I have a 25 sea pro 2 stroke on mine and it runs 33 mph with stock prop.Cruise at 28 mph.Love my motor.Great on fuel also at 10.- miles per gallon.70 miles with 6 gallons.Its really a 30 hp though cause on these tohatsu ( merc sea pro)you just change the intake gasket and that's all.If you can get a tohatsu you will love it.Very simple motors and very tuff.Lots of stainless components inside also.


----------



## basscat114 (Aug 9, 2012)

found a good deal on a new 2011 yamaha 25 so its being shipped from florida to texas and by then i will just about have the boat ready. all ready put in the battery trays, battery charger, gas tank, bilge pump and nav lights. depending on a deal i might be putting a 80 minn kota only because the price is just to good to pass up but im betting ill be buying a 55 and a bobs mini standard jack plate. i was thinking about getting a drop in storage bin with lid and turning it into a bait well but i never really use shrimp so im still thinking about it.


----------



## basscat114 (Aug 9, 2012)

http://2coolfishing.com/ttmbforum/showthread.php?p=5195410#post5195410

a few pics of the boat and some of what i have done still waiting on the motor and trolling motor


----------



## tsmithf33 (Jun 10, 2013)

Can you post some more pics and some information about your GPS and how you mounted it. Thanks !


----------



## Skydiver (Feb 10, 2013)

> a few pics of the boat and some of what i have done still waiting on the motor and trolling motor


The new boat looks great!


----------



## GSSF (May 25, 2013)

> Can you post some more pics and some information about your GPS and how you mounted it. Thanks !

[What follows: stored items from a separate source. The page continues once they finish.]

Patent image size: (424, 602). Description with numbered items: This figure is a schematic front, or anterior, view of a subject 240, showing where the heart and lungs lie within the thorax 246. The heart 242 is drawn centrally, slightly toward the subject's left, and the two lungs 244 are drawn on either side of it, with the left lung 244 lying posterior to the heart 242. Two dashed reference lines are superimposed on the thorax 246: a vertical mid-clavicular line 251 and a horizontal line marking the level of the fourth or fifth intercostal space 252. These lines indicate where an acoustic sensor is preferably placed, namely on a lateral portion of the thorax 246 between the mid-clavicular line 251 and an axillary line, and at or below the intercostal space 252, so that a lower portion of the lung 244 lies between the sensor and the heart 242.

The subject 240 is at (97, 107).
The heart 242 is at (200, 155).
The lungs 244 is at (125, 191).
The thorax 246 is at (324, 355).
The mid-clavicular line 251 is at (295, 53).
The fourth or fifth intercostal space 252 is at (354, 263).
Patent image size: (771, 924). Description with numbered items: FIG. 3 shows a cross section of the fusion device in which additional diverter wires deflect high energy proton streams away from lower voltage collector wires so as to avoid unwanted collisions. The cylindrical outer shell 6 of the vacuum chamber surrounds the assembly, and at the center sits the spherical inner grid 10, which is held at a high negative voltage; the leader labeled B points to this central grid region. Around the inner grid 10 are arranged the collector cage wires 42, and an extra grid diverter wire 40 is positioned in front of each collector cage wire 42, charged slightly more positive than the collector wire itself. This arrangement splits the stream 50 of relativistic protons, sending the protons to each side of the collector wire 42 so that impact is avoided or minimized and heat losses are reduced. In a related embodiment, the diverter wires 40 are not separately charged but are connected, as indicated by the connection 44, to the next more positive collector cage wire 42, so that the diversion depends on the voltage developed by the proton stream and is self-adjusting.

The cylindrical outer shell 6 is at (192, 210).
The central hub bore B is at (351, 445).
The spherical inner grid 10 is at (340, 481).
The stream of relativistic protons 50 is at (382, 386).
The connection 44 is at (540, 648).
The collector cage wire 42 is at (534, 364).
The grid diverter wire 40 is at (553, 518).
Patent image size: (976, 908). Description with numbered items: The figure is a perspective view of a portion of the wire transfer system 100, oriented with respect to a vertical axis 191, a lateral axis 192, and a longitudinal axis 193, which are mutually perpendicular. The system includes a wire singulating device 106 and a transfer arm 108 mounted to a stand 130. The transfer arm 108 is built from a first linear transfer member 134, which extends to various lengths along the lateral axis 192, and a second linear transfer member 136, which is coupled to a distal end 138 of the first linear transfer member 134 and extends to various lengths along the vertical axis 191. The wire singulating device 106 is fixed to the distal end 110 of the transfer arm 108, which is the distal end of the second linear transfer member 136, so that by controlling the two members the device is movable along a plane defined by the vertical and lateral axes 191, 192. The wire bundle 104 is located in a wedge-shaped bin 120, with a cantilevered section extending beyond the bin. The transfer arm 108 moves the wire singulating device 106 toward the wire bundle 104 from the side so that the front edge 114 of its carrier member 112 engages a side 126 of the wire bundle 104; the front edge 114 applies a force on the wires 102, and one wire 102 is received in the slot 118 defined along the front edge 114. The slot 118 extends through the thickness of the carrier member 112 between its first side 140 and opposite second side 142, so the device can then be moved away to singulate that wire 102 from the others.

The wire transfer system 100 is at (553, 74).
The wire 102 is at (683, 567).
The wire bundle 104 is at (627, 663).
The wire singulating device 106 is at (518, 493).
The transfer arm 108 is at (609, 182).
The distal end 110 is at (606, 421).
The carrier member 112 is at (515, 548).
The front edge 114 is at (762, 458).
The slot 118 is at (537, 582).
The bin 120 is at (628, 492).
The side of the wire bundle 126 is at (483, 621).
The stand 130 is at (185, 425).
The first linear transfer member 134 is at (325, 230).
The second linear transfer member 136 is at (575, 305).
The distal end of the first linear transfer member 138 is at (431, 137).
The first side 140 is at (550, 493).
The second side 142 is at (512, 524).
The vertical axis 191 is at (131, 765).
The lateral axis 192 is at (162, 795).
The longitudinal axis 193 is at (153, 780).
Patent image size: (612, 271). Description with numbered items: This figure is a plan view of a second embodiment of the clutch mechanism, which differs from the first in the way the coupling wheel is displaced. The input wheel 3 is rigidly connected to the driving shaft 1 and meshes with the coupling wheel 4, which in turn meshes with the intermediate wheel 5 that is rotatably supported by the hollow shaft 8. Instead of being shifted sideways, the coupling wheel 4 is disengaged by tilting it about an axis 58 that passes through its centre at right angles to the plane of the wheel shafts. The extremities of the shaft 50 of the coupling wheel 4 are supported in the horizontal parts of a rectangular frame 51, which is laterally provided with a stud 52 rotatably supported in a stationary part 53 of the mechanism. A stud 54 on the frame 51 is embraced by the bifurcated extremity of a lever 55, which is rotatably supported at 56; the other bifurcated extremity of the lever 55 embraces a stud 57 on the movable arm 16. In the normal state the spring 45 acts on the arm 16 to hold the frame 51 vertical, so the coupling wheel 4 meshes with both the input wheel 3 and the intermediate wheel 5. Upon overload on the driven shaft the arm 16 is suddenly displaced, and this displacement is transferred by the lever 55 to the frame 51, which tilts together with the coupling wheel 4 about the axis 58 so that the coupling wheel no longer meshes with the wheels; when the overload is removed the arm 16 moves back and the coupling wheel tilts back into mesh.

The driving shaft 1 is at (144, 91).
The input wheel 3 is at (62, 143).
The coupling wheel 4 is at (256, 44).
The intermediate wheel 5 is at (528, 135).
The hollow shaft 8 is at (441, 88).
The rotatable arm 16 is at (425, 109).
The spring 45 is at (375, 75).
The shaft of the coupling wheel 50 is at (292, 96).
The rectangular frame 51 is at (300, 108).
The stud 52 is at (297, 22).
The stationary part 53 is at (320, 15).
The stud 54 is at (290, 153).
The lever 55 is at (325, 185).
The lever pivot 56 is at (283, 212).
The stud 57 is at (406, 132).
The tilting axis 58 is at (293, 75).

I have an old Garmin GPS Map 176 from back in my gheenoe days that I mounted the same way. Starboard side front edge of the rear deck on a swivel/adjustable angle mount.....literally the same way as in the pics. The map176 is much smaller than the one pictured, but I can still see it well and that is an awesome spot, IMO.

Doing a battery tray up front and still fine tuning some of the little things. I have also toyed with a permanent livewell- cutting in a deck hatch and plumbing a tub in the rear center deck area, but cannot quite justify it for how little live bait I throw........


----------



## basscat114 (Aug 9, 2012)

sorry it took me so long to answer you but on the gps i used a small ram mount and just mounted it to the lip on the back deck but i put a pic of it with the motor hung on it on the 2cool link for you guys that didnt see it yet and the boat is done and i have about a hour on the motor, after about 2 more hours ill play with props


----------



## basscat114 (Aug 9, 2012)

What pitch stainless prop do you guys think I sould put on the boat to start with I'm guessing the 10 is to small


----------